Держать в руках совковую лопату Никита учил Антона недолго.
– Ты видал корабельную топку? Броненосца, в тридцать тысяч тонн водоизмещением? Не видал. Вот здесь топка, – Никита неуловимым движеньем открыл дверцу («Дверь топки привычным толчком отворил») – длинная, потому что котел цилиндрический протяженный. Так вот. Пароходная – куда длиннее. А уголь надо забрасывать равномерно по всей пламенной поверхности, и к задней стенке тоже. Помахай лопатой смену, в трюме, да в Красном море, когда и поверху, на палубе босиком не пройдешь – как по сковородке, вроде как в аду. Не умеючи часа не простоишь, кишочку поднадорвешь.

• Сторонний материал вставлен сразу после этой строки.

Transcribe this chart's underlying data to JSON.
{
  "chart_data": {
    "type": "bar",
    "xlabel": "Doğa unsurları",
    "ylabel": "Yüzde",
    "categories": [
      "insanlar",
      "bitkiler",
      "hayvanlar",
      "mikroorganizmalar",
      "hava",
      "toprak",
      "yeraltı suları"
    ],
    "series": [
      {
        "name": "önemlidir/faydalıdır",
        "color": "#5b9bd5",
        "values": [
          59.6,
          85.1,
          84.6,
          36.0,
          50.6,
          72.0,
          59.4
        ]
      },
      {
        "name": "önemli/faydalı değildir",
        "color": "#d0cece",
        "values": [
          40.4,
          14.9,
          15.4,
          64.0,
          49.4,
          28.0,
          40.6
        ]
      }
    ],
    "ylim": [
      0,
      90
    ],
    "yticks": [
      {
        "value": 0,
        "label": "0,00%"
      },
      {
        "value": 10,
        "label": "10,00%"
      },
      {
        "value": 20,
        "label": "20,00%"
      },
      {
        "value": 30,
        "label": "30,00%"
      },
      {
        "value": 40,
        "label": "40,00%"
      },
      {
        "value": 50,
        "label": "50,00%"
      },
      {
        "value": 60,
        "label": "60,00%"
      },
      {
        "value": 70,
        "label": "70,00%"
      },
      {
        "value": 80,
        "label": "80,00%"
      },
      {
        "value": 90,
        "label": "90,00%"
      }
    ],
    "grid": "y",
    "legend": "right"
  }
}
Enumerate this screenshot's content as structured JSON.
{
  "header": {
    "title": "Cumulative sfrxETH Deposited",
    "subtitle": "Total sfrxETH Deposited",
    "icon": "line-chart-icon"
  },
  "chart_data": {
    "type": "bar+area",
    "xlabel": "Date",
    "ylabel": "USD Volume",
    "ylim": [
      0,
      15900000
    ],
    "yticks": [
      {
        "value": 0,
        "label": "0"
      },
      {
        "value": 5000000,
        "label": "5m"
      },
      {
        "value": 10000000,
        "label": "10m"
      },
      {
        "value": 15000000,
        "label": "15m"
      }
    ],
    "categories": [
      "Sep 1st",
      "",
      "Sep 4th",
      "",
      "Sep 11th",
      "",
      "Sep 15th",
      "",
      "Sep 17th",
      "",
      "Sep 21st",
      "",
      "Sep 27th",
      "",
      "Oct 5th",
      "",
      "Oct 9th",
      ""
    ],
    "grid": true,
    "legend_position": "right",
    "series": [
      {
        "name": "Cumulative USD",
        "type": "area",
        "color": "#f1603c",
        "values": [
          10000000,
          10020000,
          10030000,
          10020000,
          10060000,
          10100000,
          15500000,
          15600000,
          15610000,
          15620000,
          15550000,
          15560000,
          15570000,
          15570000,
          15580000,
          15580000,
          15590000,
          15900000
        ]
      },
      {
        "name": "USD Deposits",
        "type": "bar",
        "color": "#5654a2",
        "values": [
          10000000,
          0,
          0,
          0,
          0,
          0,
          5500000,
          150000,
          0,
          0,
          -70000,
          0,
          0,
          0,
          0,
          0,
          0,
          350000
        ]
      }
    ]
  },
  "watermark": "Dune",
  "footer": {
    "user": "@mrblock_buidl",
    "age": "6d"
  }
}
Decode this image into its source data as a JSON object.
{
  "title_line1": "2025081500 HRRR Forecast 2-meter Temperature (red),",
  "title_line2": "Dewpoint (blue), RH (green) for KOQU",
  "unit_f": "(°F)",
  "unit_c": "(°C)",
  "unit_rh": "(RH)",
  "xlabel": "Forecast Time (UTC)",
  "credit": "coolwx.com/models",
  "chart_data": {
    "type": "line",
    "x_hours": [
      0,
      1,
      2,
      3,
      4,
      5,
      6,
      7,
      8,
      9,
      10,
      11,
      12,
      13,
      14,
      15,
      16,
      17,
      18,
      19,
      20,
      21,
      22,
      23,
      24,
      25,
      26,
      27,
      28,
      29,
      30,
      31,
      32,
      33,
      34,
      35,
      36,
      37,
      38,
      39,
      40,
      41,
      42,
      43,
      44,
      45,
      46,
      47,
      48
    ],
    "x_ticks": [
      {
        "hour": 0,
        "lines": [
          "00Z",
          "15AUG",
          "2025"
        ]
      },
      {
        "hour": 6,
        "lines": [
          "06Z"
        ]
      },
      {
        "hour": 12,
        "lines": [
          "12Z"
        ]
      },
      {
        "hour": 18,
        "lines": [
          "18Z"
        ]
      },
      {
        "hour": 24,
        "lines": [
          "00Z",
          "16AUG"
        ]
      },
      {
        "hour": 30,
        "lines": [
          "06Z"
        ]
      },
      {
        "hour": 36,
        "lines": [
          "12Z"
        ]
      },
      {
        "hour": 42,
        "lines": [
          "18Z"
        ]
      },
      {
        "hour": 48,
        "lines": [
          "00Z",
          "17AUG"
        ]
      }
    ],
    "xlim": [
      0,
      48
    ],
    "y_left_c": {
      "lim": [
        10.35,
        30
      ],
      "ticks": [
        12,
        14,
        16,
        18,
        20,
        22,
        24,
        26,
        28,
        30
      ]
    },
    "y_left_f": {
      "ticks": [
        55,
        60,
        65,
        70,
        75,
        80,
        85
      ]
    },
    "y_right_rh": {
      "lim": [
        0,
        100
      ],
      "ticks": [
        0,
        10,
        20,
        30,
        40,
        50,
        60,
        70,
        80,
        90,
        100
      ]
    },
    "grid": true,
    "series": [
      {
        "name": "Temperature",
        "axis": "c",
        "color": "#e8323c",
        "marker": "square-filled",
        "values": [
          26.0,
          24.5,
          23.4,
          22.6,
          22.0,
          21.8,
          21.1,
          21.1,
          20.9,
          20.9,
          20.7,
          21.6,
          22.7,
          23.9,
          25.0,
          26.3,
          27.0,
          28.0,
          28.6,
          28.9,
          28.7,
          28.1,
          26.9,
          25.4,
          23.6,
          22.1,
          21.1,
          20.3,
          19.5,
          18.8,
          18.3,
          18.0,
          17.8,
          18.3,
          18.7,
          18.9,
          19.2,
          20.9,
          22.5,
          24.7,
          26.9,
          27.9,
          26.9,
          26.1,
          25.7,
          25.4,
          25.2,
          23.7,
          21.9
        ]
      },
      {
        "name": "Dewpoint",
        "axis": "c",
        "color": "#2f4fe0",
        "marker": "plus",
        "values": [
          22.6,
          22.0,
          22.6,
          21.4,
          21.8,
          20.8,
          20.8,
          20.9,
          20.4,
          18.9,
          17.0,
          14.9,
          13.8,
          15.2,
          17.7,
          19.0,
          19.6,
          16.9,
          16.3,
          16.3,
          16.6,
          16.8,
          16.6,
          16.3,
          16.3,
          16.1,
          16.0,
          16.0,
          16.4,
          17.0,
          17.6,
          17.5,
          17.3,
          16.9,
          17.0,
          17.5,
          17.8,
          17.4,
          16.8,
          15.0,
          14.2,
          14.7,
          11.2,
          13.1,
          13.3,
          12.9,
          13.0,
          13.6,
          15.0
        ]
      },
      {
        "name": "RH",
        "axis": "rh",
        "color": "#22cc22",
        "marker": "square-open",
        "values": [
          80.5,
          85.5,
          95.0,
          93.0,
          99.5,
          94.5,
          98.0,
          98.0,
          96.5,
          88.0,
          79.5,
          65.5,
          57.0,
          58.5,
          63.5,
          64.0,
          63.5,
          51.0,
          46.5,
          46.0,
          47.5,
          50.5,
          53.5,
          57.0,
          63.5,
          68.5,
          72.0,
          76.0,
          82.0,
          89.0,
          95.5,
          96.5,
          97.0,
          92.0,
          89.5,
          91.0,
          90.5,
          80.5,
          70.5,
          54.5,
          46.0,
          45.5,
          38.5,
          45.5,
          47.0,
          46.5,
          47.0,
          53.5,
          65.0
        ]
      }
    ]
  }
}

Наука Никиты была, как потом понял Антон, в чередовании напряжения и расслабления. Конечно, лопата должна быть не до пояса, как все эти дурацкие заступы, а с черенком нормального размера, до подбородка, чтоб был размах. Посылаешь тяжелую лопату вперед, и когда куски угля соскользнули с нее, – плечевой пояс и руки расслабляются, лишь придерживая лопату, чтоб не улетела в топку («У салаг такое бывало: отпустит – и с концом, тысяча градусов, только дымок от черенка»). И этой секунды мышцам хватает, чтобы снять напряжение, отдохнуть. Как в брассе: толчок, усилие – скольжение – расслабление. Опытному пловцу легче в воде, чем на суше, он может плыть много часов. Никита говорил, что выстаивал и по две смены. Антон зачарованно глядел, как он, открыв бьющую в лицо жаром топку («и пламя его озарило»), безо всякого усилия швырял в ее огненно-белую глубину сверкающие глянцевые куски антрацита («Хороший уголек дает Караганда, мать ее так!..»). И сам сверкал своим тоже черным единственным глазом, матрос русского флота кочегар Никита, сорок пять лет простоявший у топки.
Вдовий угол
По утрам дед по-прежнему, несмотря на свое полулежачее состояние, брился сам, доверяя Антону только взбивать пену в широкодонном медном стаканчике, именуемом «тазик», и – уже со вздохом – править «Золлинген» на ремне. Подравнивал усы, виски, тщательно выбривал щеки (подперши их извнутри языком, так что в рассуждении гладкости они делались совершеннейший атлас).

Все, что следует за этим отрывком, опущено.